The U.S. Attorney’s Office has declined to prosecute Officer Frederick Friday for the shooting death of David Kerstetter in early November of last year. Friday had shot and killed Kerstetter in the Logan Circle resident’s bathroom entrance. Friday, and his partner Officer Christian Glynn, had responded to the home after a report of an open door. Kerstetter suffered from a mental illness and had pleaded for the police to leave him alone. The police went in anyway to investigate. Officer Friday claimed Kerstetter came at him with a knife before he opened fire. Kerstetter was shot multiple times.

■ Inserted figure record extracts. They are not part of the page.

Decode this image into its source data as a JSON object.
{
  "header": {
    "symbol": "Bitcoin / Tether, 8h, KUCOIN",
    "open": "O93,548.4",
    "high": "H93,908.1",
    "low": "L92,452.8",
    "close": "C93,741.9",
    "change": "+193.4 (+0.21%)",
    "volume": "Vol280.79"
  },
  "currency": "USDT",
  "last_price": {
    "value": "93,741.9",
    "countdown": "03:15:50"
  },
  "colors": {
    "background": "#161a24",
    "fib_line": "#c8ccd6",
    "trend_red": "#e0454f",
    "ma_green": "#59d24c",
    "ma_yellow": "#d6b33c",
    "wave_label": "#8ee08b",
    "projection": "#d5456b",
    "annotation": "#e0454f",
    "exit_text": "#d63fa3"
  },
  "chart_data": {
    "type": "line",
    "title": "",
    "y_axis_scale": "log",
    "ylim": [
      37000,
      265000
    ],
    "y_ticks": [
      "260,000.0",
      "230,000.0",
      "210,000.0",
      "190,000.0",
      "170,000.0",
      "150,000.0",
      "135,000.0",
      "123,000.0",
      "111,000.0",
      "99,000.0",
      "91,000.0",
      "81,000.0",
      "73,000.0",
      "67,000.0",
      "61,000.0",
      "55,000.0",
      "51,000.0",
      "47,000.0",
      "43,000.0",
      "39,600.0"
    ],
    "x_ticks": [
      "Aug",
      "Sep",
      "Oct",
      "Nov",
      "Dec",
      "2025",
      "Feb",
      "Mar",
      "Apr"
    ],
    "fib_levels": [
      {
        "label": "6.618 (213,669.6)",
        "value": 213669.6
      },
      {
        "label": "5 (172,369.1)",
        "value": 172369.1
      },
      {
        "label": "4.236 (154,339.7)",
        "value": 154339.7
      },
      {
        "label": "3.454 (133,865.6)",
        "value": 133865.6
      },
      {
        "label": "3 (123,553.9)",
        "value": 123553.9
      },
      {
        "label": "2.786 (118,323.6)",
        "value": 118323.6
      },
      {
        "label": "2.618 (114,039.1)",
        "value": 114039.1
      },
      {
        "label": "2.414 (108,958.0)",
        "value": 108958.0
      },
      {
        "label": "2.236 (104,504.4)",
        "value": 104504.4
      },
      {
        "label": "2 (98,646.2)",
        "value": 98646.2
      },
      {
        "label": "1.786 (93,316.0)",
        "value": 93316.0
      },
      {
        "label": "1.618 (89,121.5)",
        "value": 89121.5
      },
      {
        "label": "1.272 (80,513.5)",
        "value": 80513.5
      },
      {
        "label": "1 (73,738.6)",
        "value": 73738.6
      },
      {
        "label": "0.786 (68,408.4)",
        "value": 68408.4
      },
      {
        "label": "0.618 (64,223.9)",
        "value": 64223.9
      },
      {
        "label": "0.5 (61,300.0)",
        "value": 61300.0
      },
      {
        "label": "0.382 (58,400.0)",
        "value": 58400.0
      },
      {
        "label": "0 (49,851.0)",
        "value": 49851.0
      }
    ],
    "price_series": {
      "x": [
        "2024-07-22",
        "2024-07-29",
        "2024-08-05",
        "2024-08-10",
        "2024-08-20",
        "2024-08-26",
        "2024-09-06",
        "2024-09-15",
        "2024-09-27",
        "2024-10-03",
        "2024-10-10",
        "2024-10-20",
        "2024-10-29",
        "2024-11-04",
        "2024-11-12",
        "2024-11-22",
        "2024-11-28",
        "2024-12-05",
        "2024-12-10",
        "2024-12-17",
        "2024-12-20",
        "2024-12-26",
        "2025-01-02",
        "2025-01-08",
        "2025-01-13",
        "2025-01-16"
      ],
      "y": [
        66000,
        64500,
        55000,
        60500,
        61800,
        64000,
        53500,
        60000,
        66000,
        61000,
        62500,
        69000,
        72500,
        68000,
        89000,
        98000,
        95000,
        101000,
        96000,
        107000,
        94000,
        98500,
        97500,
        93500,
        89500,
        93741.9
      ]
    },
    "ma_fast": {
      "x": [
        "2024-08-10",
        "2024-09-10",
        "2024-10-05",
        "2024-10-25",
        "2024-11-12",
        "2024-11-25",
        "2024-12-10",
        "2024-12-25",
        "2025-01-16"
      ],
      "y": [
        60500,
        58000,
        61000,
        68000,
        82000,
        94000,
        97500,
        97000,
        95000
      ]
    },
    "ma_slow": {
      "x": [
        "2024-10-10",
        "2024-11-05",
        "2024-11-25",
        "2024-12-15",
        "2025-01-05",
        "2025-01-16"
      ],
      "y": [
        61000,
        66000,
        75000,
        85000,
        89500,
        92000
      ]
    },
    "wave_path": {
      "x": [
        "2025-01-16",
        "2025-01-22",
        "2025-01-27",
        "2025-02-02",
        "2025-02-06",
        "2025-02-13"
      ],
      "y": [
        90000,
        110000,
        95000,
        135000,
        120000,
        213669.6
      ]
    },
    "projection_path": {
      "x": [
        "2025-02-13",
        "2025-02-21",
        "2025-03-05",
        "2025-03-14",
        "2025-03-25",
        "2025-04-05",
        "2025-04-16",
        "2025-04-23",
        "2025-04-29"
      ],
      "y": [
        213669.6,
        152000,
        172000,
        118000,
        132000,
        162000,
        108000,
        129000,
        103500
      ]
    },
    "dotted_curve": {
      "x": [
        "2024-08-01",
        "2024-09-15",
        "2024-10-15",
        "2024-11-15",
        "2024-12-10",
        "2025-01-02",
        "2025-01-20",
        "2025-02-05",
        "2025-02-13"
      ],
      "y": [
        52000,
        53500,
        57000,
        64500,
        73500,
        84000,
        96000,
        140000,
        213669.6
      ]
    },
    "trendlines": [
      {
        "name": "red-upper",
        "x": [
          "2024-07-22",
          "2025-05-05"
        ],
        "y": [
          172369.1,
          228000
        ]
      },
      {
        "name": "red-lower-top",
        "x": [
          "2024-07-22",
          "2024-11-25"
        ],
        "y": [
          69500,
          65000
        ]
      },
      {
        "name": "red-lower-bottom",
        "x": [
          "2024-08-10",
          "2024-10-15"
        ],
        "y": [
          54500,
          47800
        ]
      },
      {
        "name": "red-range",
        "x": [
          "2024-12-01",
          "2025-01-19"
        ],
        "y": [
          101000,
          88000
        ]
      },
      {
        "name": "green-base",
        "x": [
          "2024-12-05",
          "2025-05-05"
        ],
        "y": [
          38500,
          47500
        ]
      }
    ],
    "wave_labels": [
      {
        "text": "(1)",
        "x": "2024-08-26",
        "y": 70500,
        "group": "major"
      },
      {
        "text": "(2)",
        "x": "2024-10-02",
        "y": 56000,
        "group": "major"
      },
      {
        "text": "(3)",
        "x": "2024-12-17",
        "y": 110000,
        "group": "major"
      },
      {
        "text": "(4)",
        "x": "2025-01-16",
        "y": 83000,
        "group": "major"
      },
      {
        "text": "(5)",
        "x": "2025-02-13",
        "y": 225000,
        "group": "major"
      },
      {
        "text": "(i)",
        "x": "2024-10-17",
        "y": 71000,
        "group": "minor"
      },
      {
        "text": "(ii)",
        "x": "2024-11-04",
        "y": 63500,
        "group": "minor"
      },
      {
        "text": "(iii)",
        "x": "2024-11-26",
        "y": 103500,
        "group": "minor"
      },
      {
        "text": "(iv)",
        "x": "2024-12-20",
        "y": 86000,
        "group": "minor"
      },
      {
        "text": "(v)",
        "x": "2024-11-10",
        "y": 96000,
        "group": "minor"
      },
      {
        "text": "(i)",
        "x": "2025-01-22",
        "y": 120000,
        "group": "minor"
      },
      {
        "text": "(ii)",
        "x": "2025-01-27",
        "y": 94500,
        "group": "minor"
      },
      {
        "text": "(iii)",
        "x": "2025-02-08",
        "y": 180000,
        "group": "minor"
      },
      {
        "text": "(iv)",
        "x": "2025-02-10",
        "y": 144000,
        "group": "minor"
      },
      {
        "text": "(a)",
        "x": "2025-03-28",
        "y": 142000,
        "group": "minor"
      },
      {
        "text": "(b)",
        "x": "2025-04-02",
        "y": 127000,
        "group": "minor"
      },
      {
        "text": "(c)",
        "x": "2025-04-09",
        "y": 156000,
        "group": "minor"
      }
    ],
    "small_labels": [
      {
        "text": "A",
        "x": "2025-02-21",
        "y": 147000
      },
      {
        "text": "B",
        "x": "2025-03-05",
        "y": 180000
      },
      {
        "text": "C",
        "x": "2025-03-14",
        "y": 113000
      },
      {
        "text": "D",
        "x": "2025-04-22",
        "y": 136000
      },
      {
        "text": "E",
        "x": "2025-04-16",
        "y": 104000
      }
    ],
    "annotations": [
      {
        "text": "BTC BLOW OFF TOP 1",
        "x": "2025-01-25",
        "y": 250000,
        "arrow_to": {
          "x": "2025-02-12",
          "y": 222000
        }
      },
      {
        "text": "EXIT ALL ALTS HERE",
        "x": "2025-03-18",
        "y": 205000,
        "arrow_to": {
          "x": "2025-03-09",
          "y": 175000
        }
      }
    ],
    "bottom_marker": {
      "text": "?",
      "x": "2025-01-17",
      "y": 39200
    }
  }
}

“We’ve closed it out,” wrote  Channing Phillips, spokesperson for the U.S. Attorney’s Office, an e-mail. “After a thorough review of the matter, we declined to bring charges after determining that it was a justifiable shooting.  We have since sent the matter back to MPD for whatever action it deems appropriate.”

Phillips went on to state: “There was no evidence that the officer violated the law when he used deadly force in this case.  Beyond that, I can’t comment.”

Today, Phillips wrote another e-mail explaining further the office’s decision.

Phillips writes:

“Our decision not to file charges in this matter was the result of a thorough investigation, which included an examination of the autopsy report, all available forensic evidence, radio communications, and witness interviews.  In this tragic incident, the officers arrived at Mr. Kerstetter’s home and discovered that his door had been kicked in and that nobody was responding from the residence.  The officers worked with Mr. Kerstetter’s neighbors and attempted to contact several third parties in order to resolve the situation peacefully.  When these efforts failed, and the officers reluctantly entered his residence, Mr. Kerstetter threatened to take his own life and held a knife to his own throat.  Despite reasonable efforts to avoid taking Mr. Kerstetter’s life by repeatedly telling him to drop the knife, Mr. Kerstetter instead lunged toward the officers with the knife and ultimately left the officer who had his weapon drawn with no choice but to use deadly force to protect himself and others from death or serious bodily injury.”

The Kerstetter shooting may have played a role in the D.C. Police Department’s recent decision to change how they train officers on dealing with residents in crisis. The prosecutor’s decision is not all that shocking.

In the last 10 years, according to Phillips, the U.S. Attorney’s Office has not prosecuted a single cop for shooting a citizen.

Last week, the Washington Post wrote an editorial asking why it took a civil suit to reveal new facts in the Rawlings shooting. Maybe it’s because prosecutors just don’t go after cop shooters. The bar is significantly higher to get a conviction in a criminal court.

In a cover story, a very, very old cover story, prosecutor Deb Sines broke it down: “All the cop has to do is take the stand and cry and look at a jury with tears in his eyes, and say, ‘I lost it. I’m trying to do the right thing. I’m trying to be a good cop. People spit on us. People shoot us. They have no respect. I lost it. I’m so sorry.’ Not one juror will convict him.”

I went on to write of one example of some seriously bad policing:

D.C. cops have offered far worse testimonials. After getting stabbed by an unknown assailant on June 20, 1998, at the intersection of 14th Street and Park Road NW, Officer Edward Miller fired his Glock, hitting unarmed suspect Jose Joya several times. When later asked why he fired his weapon, Miller told a prosecutor: “I knew I had to get a shot off because I would get teased back at the station by the guys at 4D for not getting a shot off.” Joya won a $500,000 civil-suit settlement in 2000.

Kerstetter’s family has hired veteran attorney Doug Sparks. “On behalf of the family, we have conducted an investigation at least and likely far more thorough than the investigation described in the U.S. Attorney’s statement,” Sparks says in an interview this afternoon. “The results of our investigation paint a far different picture of the events leading to David’s death. In particular, I haven’t heard a word from law enforcement authorities about any ballistics tests in terms of bullet trajectories or any analysis of blood spatter patterns. In my view, that’s probably because they didn’t conduct these forensic analyses. We did. They show at least eight rounds were fired at David and five hit him. Our expert forensic analysis shows that the officers fired downward….Most if not all of the rounds were fired while David was down and incompacitated.”

Sparks goes on to say: “At the end of the day, the issue for the Kerstetters is far more about police training when responding to matters of this nature than they are about whether the police officers should face criminal charges. That’s the difference between the role of the U.S. Attorney’s Office and the civil justice system.”